Estranho fóssil de peixe reescreve a história de como nos tornámos animais terrestres

(dr) Nature

Fóssil do peixe Hongyu chowi, encontrado na China em 2002

A história evolutiva que escrevemos para explicar o movimento dos nossos antepassados ​​do mar até à terra talvez precise de ser repensada. Foi descoberto um fóssil de um peixe com várias das características dos animais terrestres – ainda que essas relações sejam distantes.

Há cerca de 360 ​​milhões de anos, um grupo de peixes com barbatanas começou a evoluir para animais de quatro patas, de habitat terrestre, que se transformaram em répteis, anfíbios e mamíferos como nós.

Os fósseis revelaram muitas das etapas deste icónico evento evolutivo. A árvore das espécies envolvidas na mudança do mar para a terra manteve-se estável desde o final do século XX, mesmo que novos fósseis tenham surgido durante as pesquisas.

No entanto, um fóssil descoberto numa pedreira em Ningxia, no norte da China, ameaça agora essa estabilidade.

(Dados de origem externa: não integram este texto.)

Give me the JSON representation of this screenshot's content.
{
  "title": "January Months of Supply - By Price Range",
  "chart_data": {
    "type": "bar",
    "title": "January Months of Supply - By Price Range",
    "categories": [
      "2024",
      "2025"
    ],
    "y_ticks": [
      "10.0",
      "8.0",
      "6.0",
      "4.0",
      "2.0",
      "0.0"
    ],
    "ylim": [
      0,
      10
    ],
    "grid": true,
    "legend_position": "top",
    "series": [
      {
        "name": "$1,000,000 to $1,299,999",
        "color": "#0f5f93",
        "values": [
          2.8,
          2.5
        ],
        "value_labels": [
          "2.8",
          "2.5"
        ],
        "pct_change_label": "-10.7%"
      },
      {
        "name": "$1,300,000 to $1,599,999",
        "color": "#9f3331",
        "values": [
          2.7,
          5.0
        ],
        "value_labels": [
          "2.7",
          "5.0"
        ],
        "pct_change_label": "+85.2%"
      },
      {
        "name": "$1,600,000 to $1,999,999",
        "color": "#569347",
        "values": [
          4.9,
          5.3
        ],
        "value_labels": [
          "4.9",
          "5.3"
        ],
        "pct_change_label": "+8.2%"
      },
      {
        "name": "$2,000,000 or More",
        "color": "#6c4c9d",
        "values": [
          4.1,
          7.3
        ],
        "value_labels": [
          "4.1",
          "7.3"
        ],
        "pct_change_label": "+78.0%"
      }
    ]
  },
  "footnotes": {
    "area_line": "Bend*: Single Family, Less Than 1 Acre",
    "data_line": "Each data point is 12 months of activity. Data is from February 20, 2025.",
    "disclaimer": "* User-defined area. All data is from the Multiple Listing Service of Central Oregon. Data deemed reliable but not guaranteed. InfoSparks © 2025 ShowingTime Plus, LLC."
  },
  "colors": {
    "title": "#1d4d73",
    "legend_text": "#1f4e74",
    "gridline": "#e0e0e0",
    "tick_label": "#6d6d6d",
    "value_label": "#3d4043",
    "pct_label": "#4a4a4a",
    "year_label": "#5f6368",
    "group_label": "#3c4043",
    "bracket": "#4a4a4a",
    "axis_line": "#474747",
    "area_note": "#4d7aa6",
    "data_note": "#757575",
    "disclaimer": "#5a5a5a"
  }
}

Foi encontrado em 2002 por Min Zhu, do Instituto de Paleontologia de Vertebrados e Paleoantropologia, em Pequim, e por Per Ahlberg, da Universidade de Uppsala, na Suécia.

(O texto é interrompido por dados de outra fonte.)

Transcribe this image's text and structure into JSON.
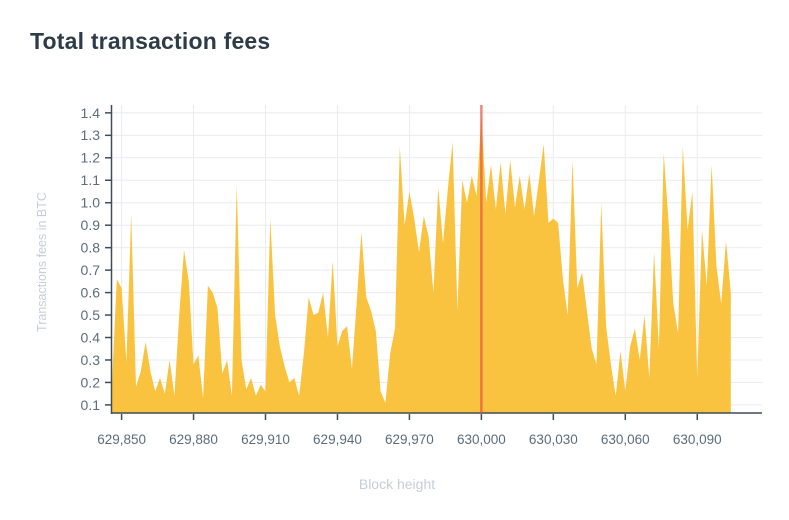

O fóssil pertence a uma nova espécie de peixe com barbatanas, chamado Hongyu chowi. Tinha cerca de 1,5 metros de comprimento e viveu de 370 a 360 milhões de anos atrás.

Peixe que não se encaixa

Quando os investigadores tentaram localizar H. chowi na árvore evolutiva, viram que este não se encaixava com facilidade em nenhum lugar.

Isto porque, em alguns aspetos, a nova espécie parece-se com um antigo peixe predador chamado Rhizodont. Acredita-se que este tenha surgido a partir de peixes com barbatanas antes de o grupo dar origem a animais terrestres de quatro patas.

Porém, Ahlberg diz que H. chowi traz aspetos que se parecem surpreendentemente com aqueles vistos nos primeiros animais de quatro patas e nos seus parentes písceos mais próximos – um grupo extinto chamado elpistostegids – como a cintura escapular e a região coberta nas brânquias.

O que significa que isto implica uma de duas situações possíveis: a primeira possibilidade é que H. chowi seja algum tipo de rhizodont que evoluiu, de forma independente, os ombros e os suportes de capa branquial para um animal de quatro patas.

Outra hipótese é que os rhizodonts podem estar mais intimamente relacionados aos animais de quatro patas e aos elpistostegids do que pensávamos. Mas isso também implicaria uma certa quantidade de evolução independente de características semelhantes, porque os rhizodonts situam-se entre dois grupos que têm muitas características em comum- características que ambos teriam que evoluir de forma independente.

Caçador de emboscada

O H. chowi parece-se muito com um animal precoce de quatro patas ou um elpistostegid, diz Martin Brazeau, do Imperial College, em Londres, o que poderia estar implícito de que diferentes grupos de peixes com barbatanas evoluíssem de forma independente com características semelhantes.

A descoberta confirma uma suspeita anterior de que houve uma evolução independente ou “paralela” entre os rhizodonts, os elpistostegids e os primeiros animais de quatro patas, declara Neil Shubin, da Universidade de Chicago. “Este tem sido um tema recorrente nesta área”.

O H. chowi também é interessante pelo seu estilo de vida invulgar, diz Ahlberg. A sua anatomia sugere que era um predador de emboscada que espreitava logo acima do fundo das águas, surpreendendo qualquer peixe menor que nadasse muito perto, tal como algumas espécies ainda fazem hoje.

“Hongyu é um dos primeiros exemplos desse estilo de vida”, acrescenta.